Warning: the inner monologue is running rampant
I need to learn/memorize/create a cheat sheet for all things blogging. And by that I mean lj cuts. Also, am in need of time to research where to launch my mechanic blog o' doom.
Mechanic blog o' doom you say? Yes, I say.
Right. So here's the plan. Upon moving to Colorado I'm going to learn to be a mechanic by either:
a) enrolling in the auto mechanics program at Red Rocks Community College
b) throwing myself through the open garage doors of some unsuspecting mechanic and beg for them to let me apprentice with them
c) some combination of a and b
The end result will be to combine the skills learned as a mechanic with my 4-years of college etc. writing skills to have a blog on car maintenance catered toward women. Of course it would be helpful for menfolk too.
But when you get right down to it, I think the problem that ladies have with cars is mostly because we've been told from the time we plunked Barbie down in her pink convertible that all we need to know about our cars is that we belong behind the steering wheel. Even if you played with Matchbox cars and raced them down the steps on a makeshift ramp, the basics behind how your car works are presented as enough to get you by.

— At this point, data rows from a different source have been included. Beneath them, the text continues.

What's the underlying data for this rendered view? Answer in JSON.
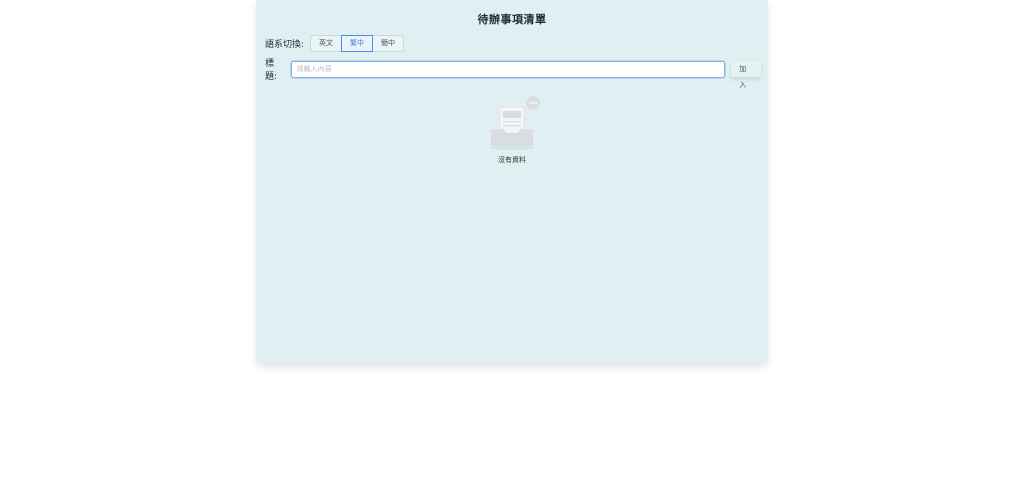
{
  "app": {
    "title": "待辦事項清單"
  },
  "language": {
    "label": "語系切換:",
    "options": [
      "英文",
      "繁中",
      "簡中"
    ],
    "selected": "繁中"
  },
  "todo_form": {
    "label": "標題:",
    "input_value": "",
    "input_placeholder": "請輸入內容",
    "add_label": "加入"
  },
  "empty_state": {
    "icon": "empty-inbox-icon",
    "text": "沒有資料"
  },
  "colors": {
    "card_background": "#e0f0f2",
    "accent": "#4a90e2"
  }
}
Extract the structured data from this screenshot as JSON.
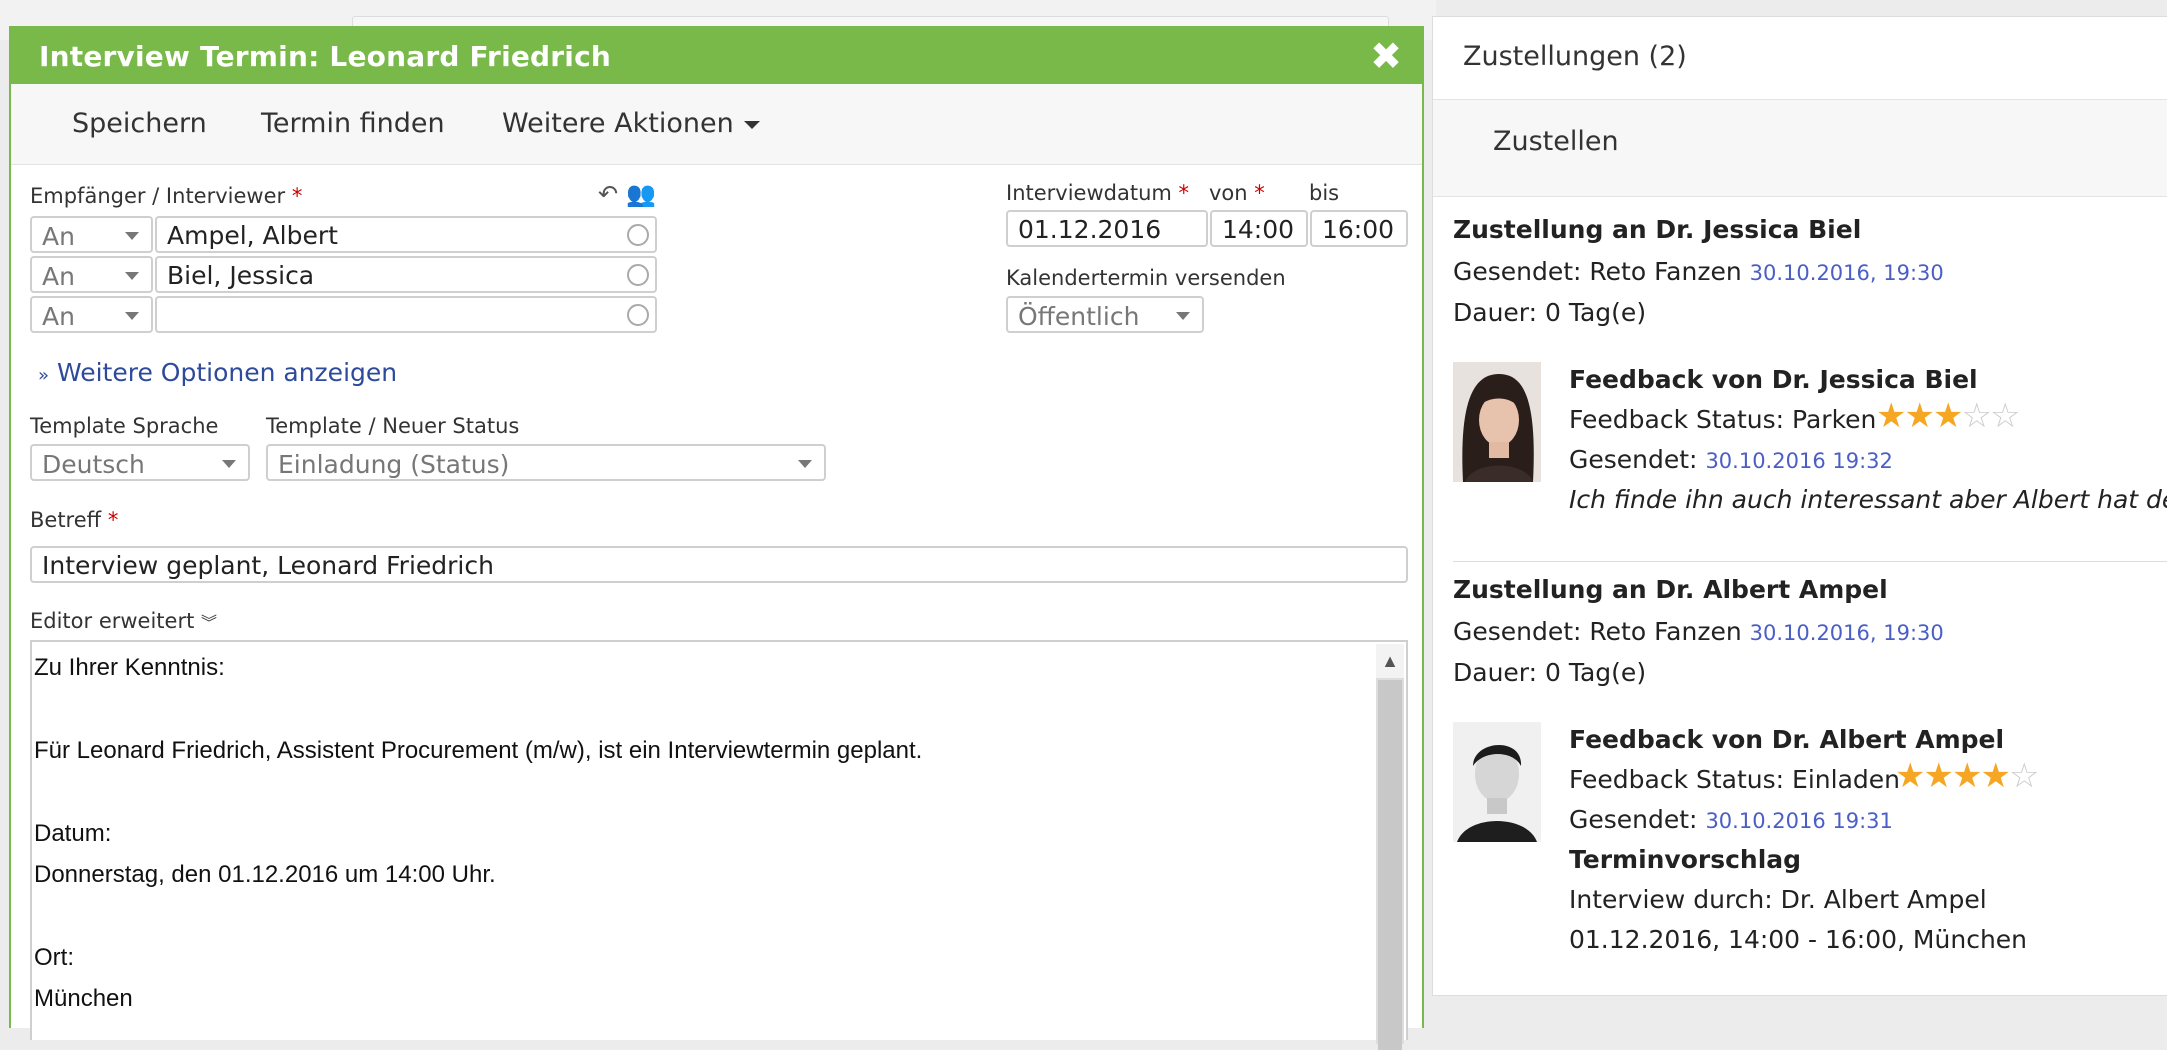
{
  "modal": {
    "title": "Interview Termin: Leonard Friedrich",
    "toolbar": {
      "save": "Speichern",
      "find_slot": "Termin finden",
      "more_actions": "Weitere Aktionen"
    },
    "recipients_label": "Empfänger / Interviewer",
    "recipients": [
      {
        "type": "An",
        "name": "Ampel, Albert"
      },
      {
        "type": "An",
        "name": "Biel, Jessica"
      },
      {
        "type": "An",
        "name": ""
      }
    ],
    "interview_date_label": "Interviewdatum",
    "from_label": "von",
    "to_label": "bis",
    "interview_date": "01.12.2016",
    "from_time": "14:00",
    "to_time": "16:00",
    "calendar_label": "Kalendertermin versenden",
    "calendar_value": "Öffentlich",
    "more_options": "Weitere Optionen anzeigen",
    "template_lang_label": "Template Sprache",
    "template_lang_value": "Deutsch",
    "template_status_label": "Template / Neuer Status",
    "template_status_value": "Einladung (Status)",
    "subject_label": "Betreff",
    "subject_value": "Interview geplant, Leonard Friedrich",
    "editor_label": "Editor erweitert",
    "editor_lines": [
      "Zu Ihrer Kenntnis:",
      "",
      "Für Leonard Friedrich, Assistent Procurement (m/w), ist ein Interviewtermin geplant.",
      "",
      "Datum:",
      "Donnerstag, den 01.12.2016 um 14:00 Uhr.",
      "",
      "Ort:",
      "München"
    ],
    "required_mark": "*"
  },
  "panel": {
    "title": "Zustellungen (2)",
    "deliver_button": "Zustellen",
    "deliveries": [
      {
        "heading": "Zustellung an Dr. Jessica Biel",
        "sent_label": "Gesendet: Reto Fanzen",
        "sent_date": "30.10.2016, 19:30",
        "duration": "Dauer: 0 Tag(e)",
        "feedback_heading": "Feedback von Dr. Jessica Biel",
        "feedback_status": "Feedback Status: Parken",
        "rating": 3,
        "feedback_sent_label": "Gesendet:",
        "feedback_sent_date": "30.10.2016 19:32",
        "comment": "Ich finde ihn auch interessant aber Albert hat den ..."
      },
      {
        "heading": "Zustellung an Dr. Albert Ampel",
        "sent_label": "Gesendet: Reto Fanzen",
        "sent_date": "30.10.2016, 19:30",
        "duration": "Dauer: 0 Tag(e)",
        "feedback_heading": "Feedback von Dr. Albert Ampel",
        "feedback_status": "Feedback Status: Einladen",
        "rating": 4,
        "feedback_sent_label": "Gesendet:",
        "feedback_sent_date": "30.10.2016 19:31",
        "proposal_heading": "Terminvorschlag",
        "proposal_line1": "Interview durch: Dr. Albert Ampel",
        "proposal_line2": "01.12.2016, 14:00 - 16:00, München"
      }
    ]
  },
  "colors": {
    "header_green": "#78b94a",
    "link_blue": "#2e4b9b",
    "date_blue": "#4a5ec6",
    "star": "#f5a623",
    "required": "#cc0000"
  },
  "icons": [
    "close-icon",
    "caret-down-icon",
    "undo-icon",
    "group-icon",
    "double-chevron-down-icon",
    "scroll-up-icon",
    "star-icon",
    "avatar"
  ]
}
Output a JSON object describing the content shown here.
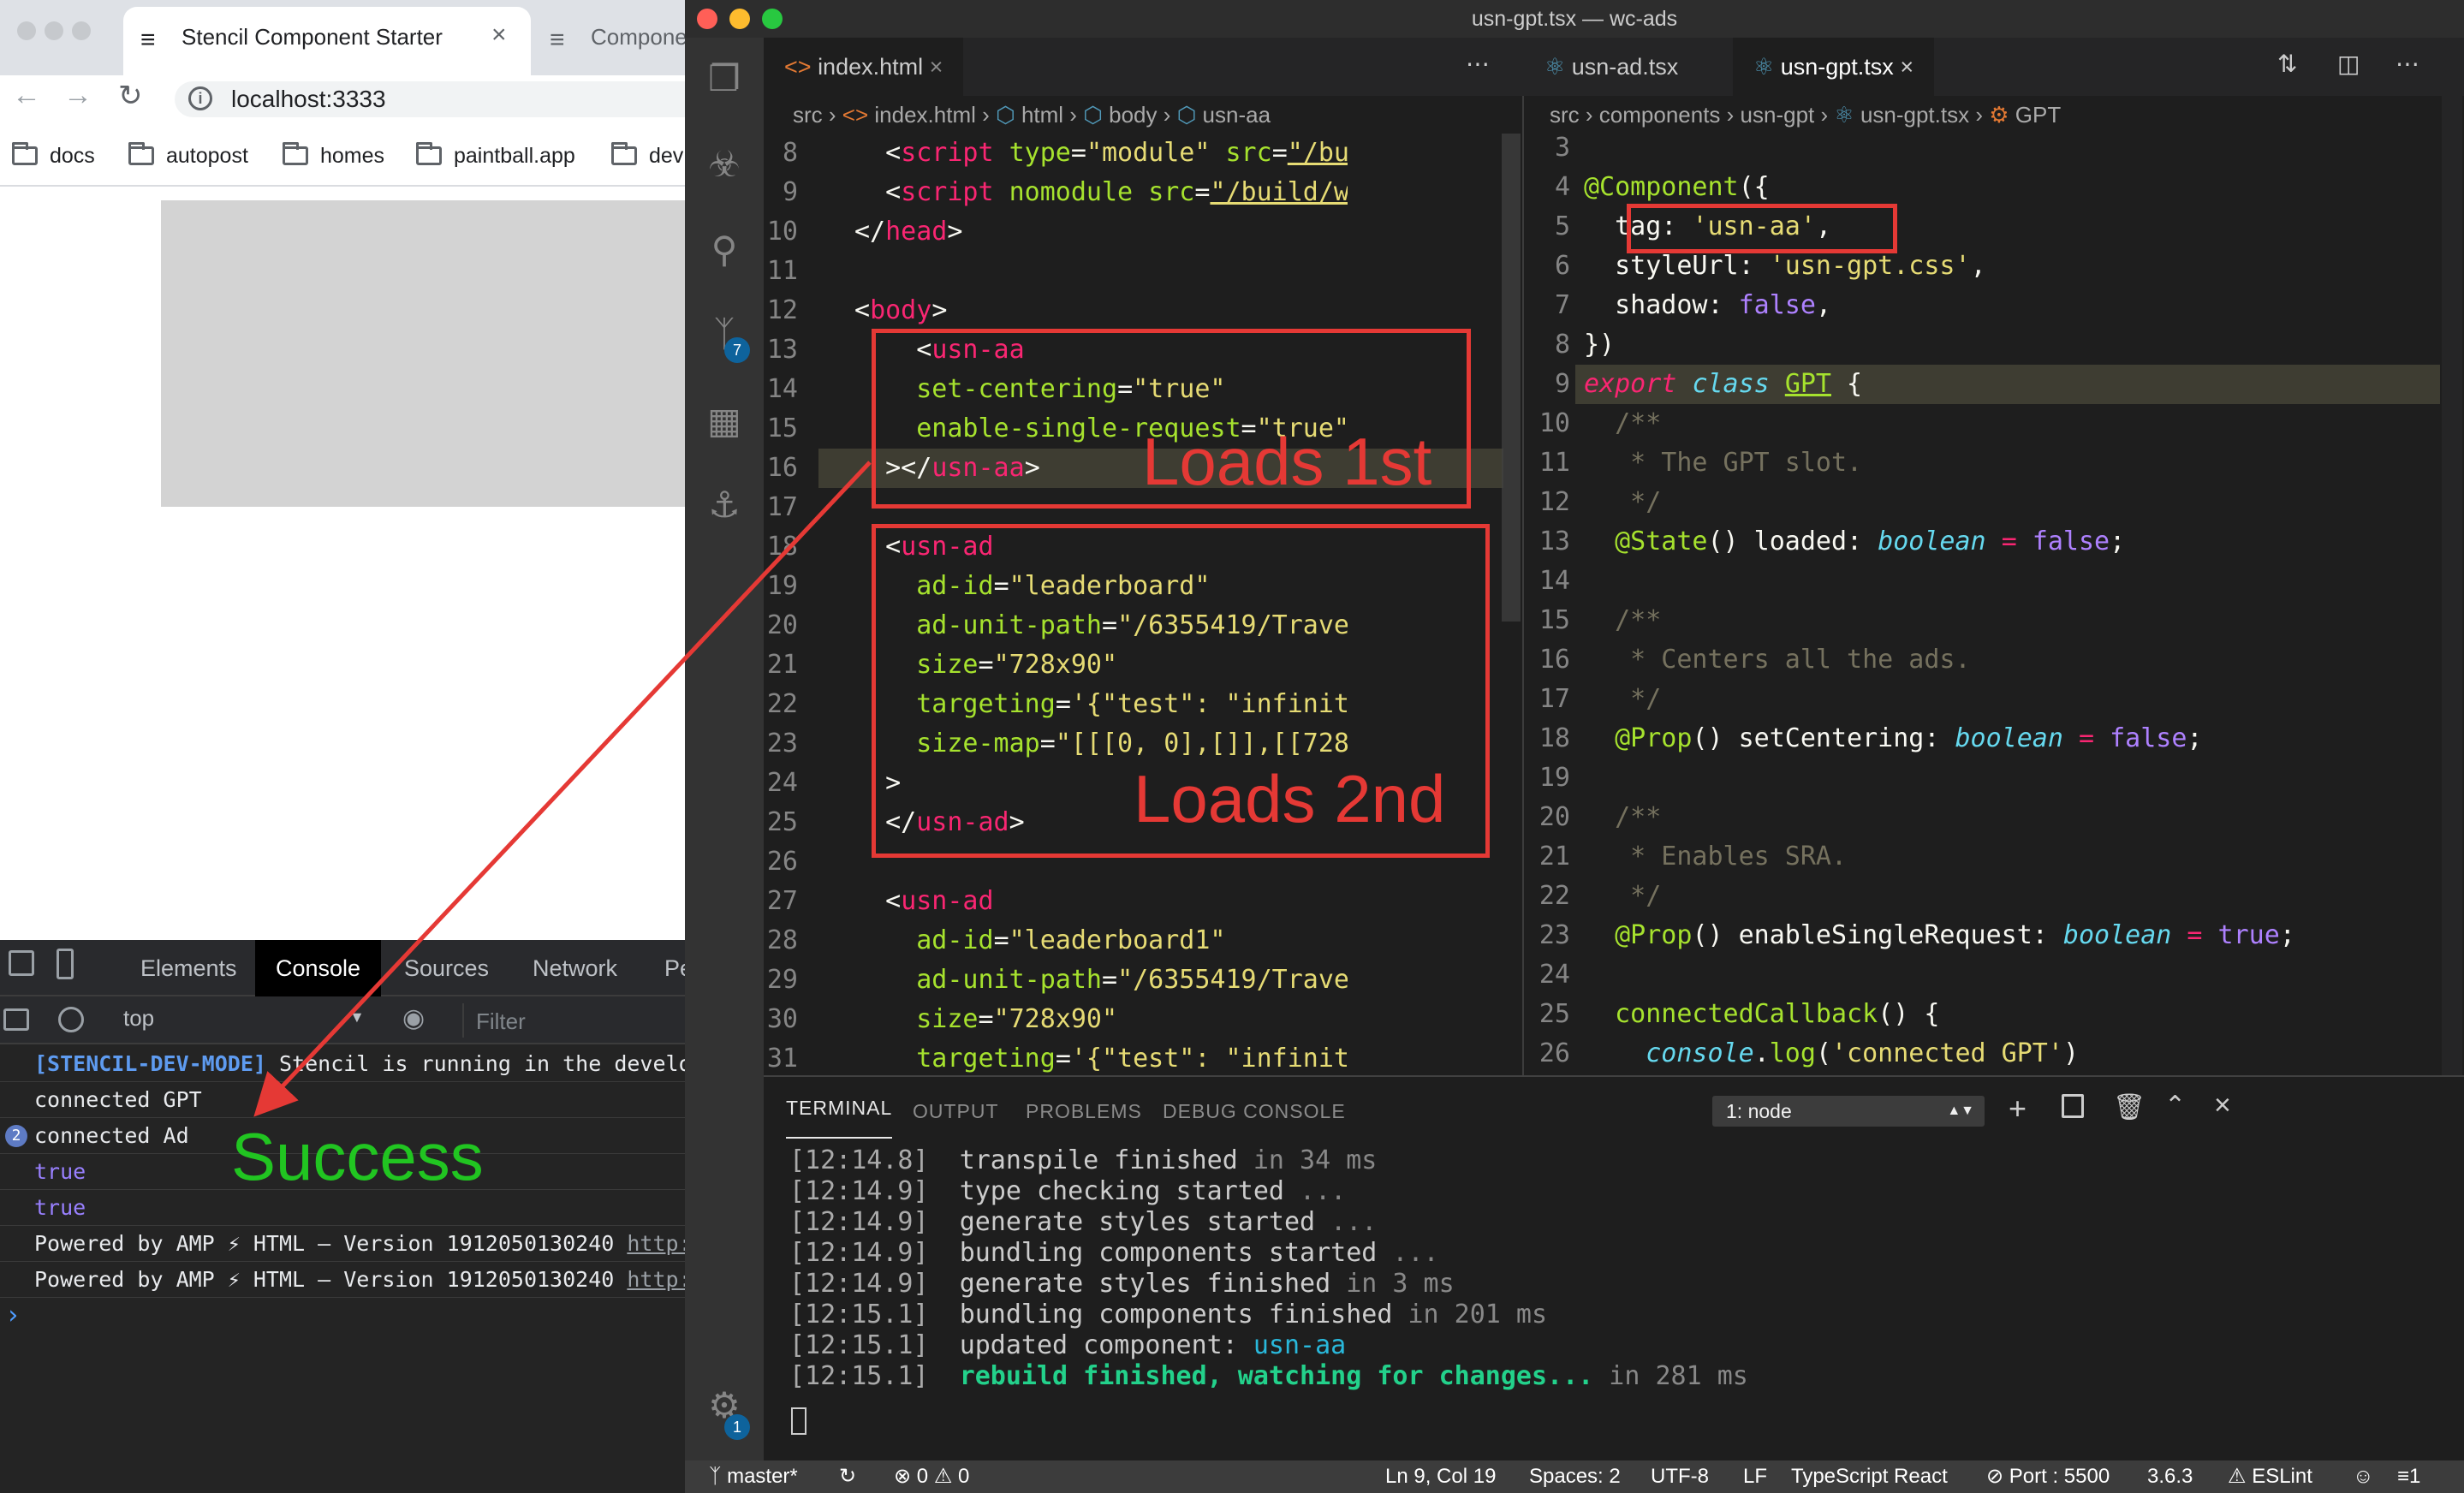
{
  "browser": {
    "tabs": [
      {
        "label": "Stencil Component Starter",
        "active": true
      },
      {
        "label": "Compone",
        "active": false
      }
    ],
    "url": "localhost:3333",
    "bookmarks": [
      "docs",
      "autopost",
      "homes",
      "paintball.app",
      "dev"
    ]
  },
  "devtools": {
    "tabs": [
      "Elements",
      "Console",
      "Sources",
      "Network",
      "Pe"
    ],
    "active_tab": "Console",
    "context": "top",
    "filter_placeholder": "Filter",
    "console": [
      {
        "prefix": "[STENCIL-DEV-MODE]",
        "text": " Stencil is running in the develop"
      },
      {
        "text": "connected GPT"
      },
      {
        "badge": "2",
        "text": "connected Ad"
      },
      {
        "text": "true"
      },
      {
        "text": "true"
      },
      {
        "text": "Powered by AMP ⚡ HTML – Version 1912050130240 ",
        "link": "http:/"
      },
      {
        "text": "Powered by AMP ⚡ HTML – Version 1912050130240 ",
        "link": "http:/"
      }
    ],
    "prompt": "›"
  },
  "vscode": {
    "title": "usn-gpt.tsx — wc-ads",
    "scm_badge": "7",
    "settings_badge": "1",
    "editor1": {
      "tab": "index.html",
      "breadcrumbs": [
        "src",
        "index.html",
        "html",
        "body",
        "usn-aa"
      ],
      "line_numbers": [
        "8",
        "9",
        "10",
        "11",
        "12",
        "13",
        "14",
        "15",
        "16",
        "17",
        "18",
        "19",
        "20",
        "21",
        "22",
        "23",
        "24",
        "25",
        "26",
        "27",
        "28",
        "29",
        "30",
        "31"
      ]
    },
    "editor2": {
      "tabs": [
        "usn-ad.tsx",
        "usn-gpt.tsx"
      ],
      "breadcrumbs": [
        "src",
        "components",
        "usn-gpt",
        "usn-gpt.tsx",
        "GPT"
      ],
      "line_numbers": [
        "3",
        "4",
        "5",
        "6",
        "7",
        "8",
        "9",
        "10",
        "11",
        "12",
        "13",
        "14",
        "15",
        "16",
        "17",
        "18",
        "19",
        "20",
        "21",
        "22",
        "23",
        "24",
        "25",
        "26"
      ]
    },
    "panel": {
      "tabs": [
        "TERMINAL",
        "OUTPUT",
        "PROBLEMS",
        "DEBUG CONSOLE"
      ],
      "terminal_select": "1: node",
      "lines": [
        {
          "time": "[12:14.8]",
          "msg": "transpile finished",
          "tail": " in 34 ms"
        },
        {
          "time": "[12:14.9]",
          "msg": "type checking started",
          "tail": " ..."
        },
        {
          "time": "[12:14.9]",
          "msg": "generate styles started",
          "tail": " ..."
        },
        {
          "time": "[12:14.9]",
          "msg": "bundling components started",
          "tail": " ..."
        },
        {
          "time": "[12:14.9]",
          "msg": "generate styles finished",
          "tail": " in 3 ms"
        },
        {
          "time": "[12:15.1]",
          "msg": "bundling components finished",
          "tail": " in 201 ms"
        },
        {
          "time": "[12:15.1]",
          "msg": "updated component: ",
          "tail": "usn-aa"
        },
        {
          "time": "[12:15.1]",
          "msg": "rebuild finished, watching for changes...",
          "tail": " in 281 ms"
        }
      ]
    },
    "status": {
      "branch": "master*",
      "errors": "0",
      "warnings": "0",
      "cursor": "Ln 9, Col 19",
      "spaces": "Spaces: 2",
      "encoding": "UTF-8",
      "eol": "LF",
      "language": "TypeScript React",
      "port": "Port : 5500",
      "version": "3.6.3",
      "eslint": "ESLint",
      "bell_count": "1"
    }
  },
  "annotations": {
    "loads_first": "Loads 1st",
    "loads_second": "Loads 2nd",
    "success": "Success"
  },
  "colors": {
    "annotation_red": "#e53935",
    "success_green": "#21c521",
    "statusbar": "#3c3c3c",
    "editor_bg": "#1e1e1e"
  }
}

Yet, how often is it that women comment about the fact that they feel as though they've been taken advantage of by their mechanics? So here's my argument: the presence of boobs does not imply an ignorance about cars, just perhaps a disinterest because it's never been presented in a tangible manner.
Thus, I'm going to learn and write Car Talk for Chicks...except without infringing on Click and Clack's territory because what they do, they do well...they just won't be around forever.
In other news:
-Visit to Colorado was relaxing and lovely and altogether too short.
-My hours might be cut at Kinko's which means both Sundays AND Saturdays off.
-House hunting is very both frustrating and daunting.